Can you do a simpler test. There are so many factors involved with apt-get/yum/... that I don't think you're getting much useful information by testing using those commands. Install 'wget' in the guests. Go back to virtio-net. Make sure that http_proxy environment variable is *not* set: unset http_proxy Do: wget http://libguestfs.org/download/builder/centos-6.xz ls -l centos-6.xz sha512sum centos-6.xz The correct size and sha512sum of that file is: 199265736 fc403ea3555a5608a25ad30ce2514b67288311a7197ddf9fb664475820f26db2bd95a86be9cd6e3f772187b384a02e0965430456dd518d343a80457057bc5441 Anything else would indicate corruption, likely on the openvswitch network or at the guest NIC.
I've did this (only using wget) already, perhaps not made that clear enough in the first comment though. Download a specific file from multiple locations over multiple iterations and keep track of the checksums.

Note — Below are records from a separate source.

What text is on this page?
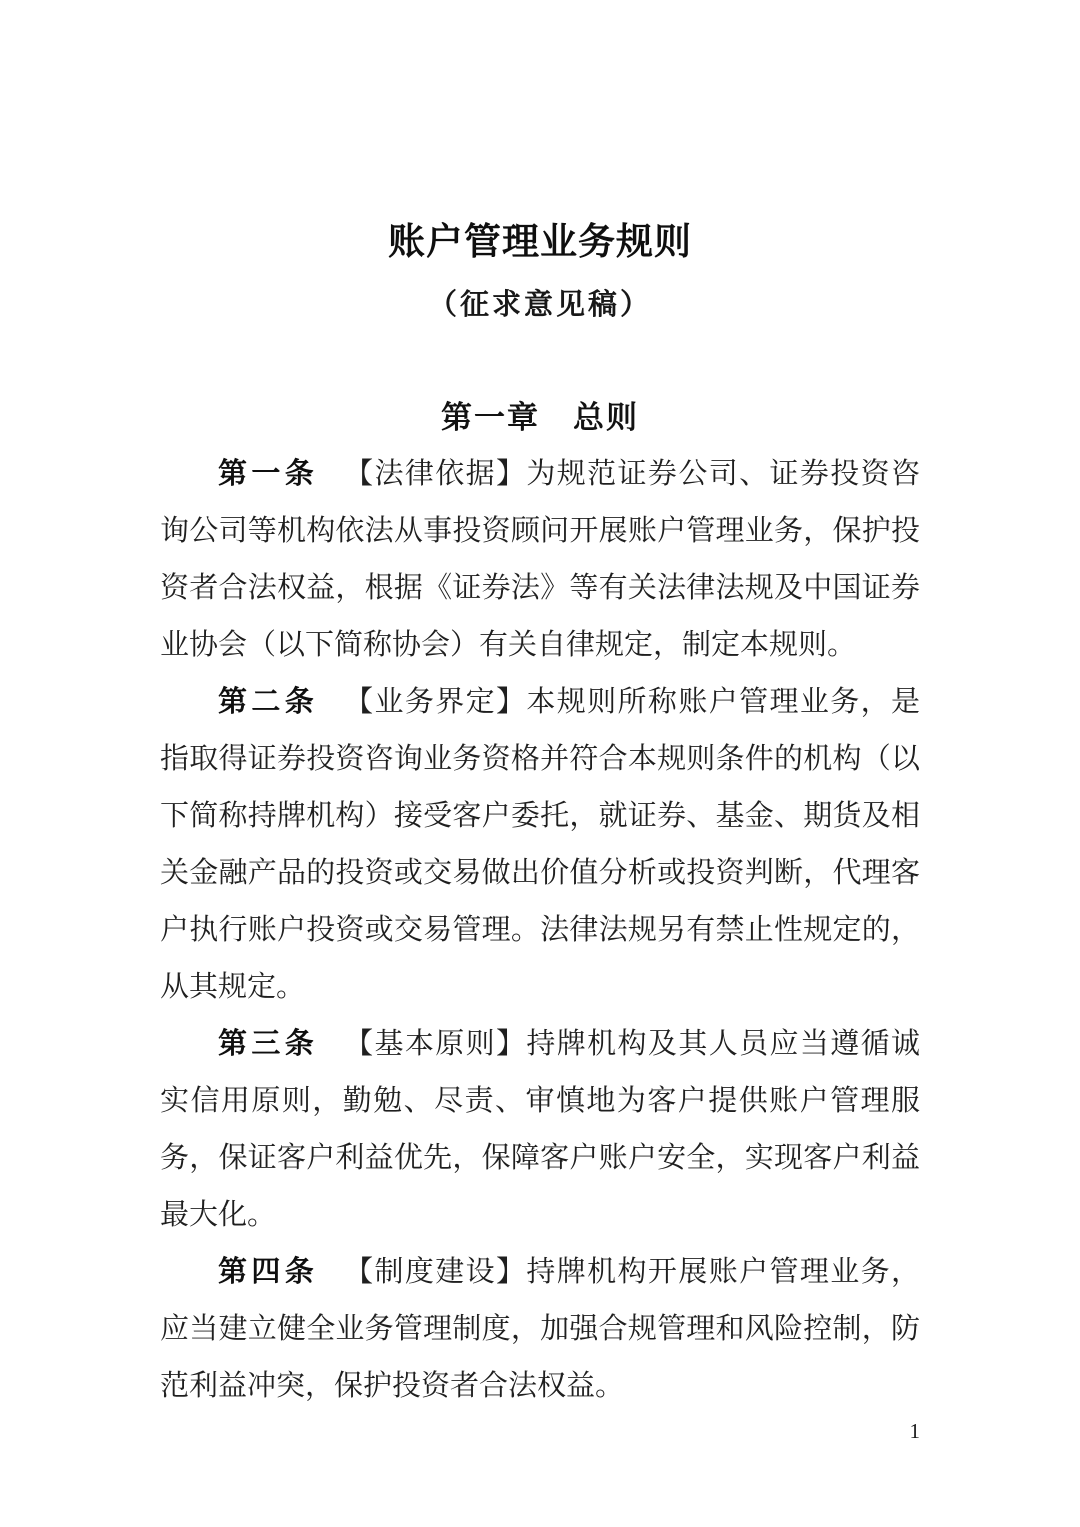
账户管理业务规则
（征求意见稿）
第一章　总则

第一条 【法律依据】为规范证券公司、证券投资咨询公司等机构依法从事投资顾问开展账户管理业务，保护投资者合法权益，根据《证券法》等有关法律法规及中国证券业协会（以下简称协会）有关自律规定，制定本规则。

第二条 【业务界定】本规则所称账户管理业务，是指取得证券投资咨询业务资格并符合本规则条件的机构（以下简称持牌机构）接受客户委托，就证券、基金、期货及相关金融产品的投资或交易做出价值分析或投资判断，代理客户执行账户投资或交易管理。法律法规另有禁止性规定的，从其规定。

第三条 【基本原则】持牌机构及其人员应当遵循诚实信用原则，勤勉、尽责、审慎地为客户提供账户管理服务，保证客户利益优先，保障客户账户安全，实现客户利益最大化。

第四条 【制度建设】持牌机构开展账户管理业务，应当建立健全业务管理制度，加强合规管理和风险控制，防范利益冲突，保护投资者合法权益。

1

Result: corruption, as described, when using the virtio nic in my instances.
Can you do the test actually described in comment 5 and report back on precisely what it says.
This message is a reminder that Fedora 21 is nearing its end of life. Approximately 4 (four) weeks from now Fedora will stop maintaining and issuing updates for Fedora 21. It is Fedora's policy to close all bug reports from releases that are no longer maintained. At that time this bug will be closed as EOL if it remains open with a Fedora 'version' of '21'. Package Maintainer: If you wish for this bug to remain open because you plan to fix it in a currently maintained version, simply change the 'version' to a later Fedora version. Thank you for reporting this issue and we are sorry that we were not able to fix it before Fedora 21 is end of life. If you would still like to see this bug fixed and are able to reproduce it against a later version of Fedora, you are encouraged change the 'version' to a later Fedora version prior this bug is closed as described in the policy above. Although we aim to fix as many bugs as possible during every release's lifetime, sometimes those efforts are overtaken by events. Often a more recent Fedora release includes newer upstream software that fixes bugs or makes them obsolete.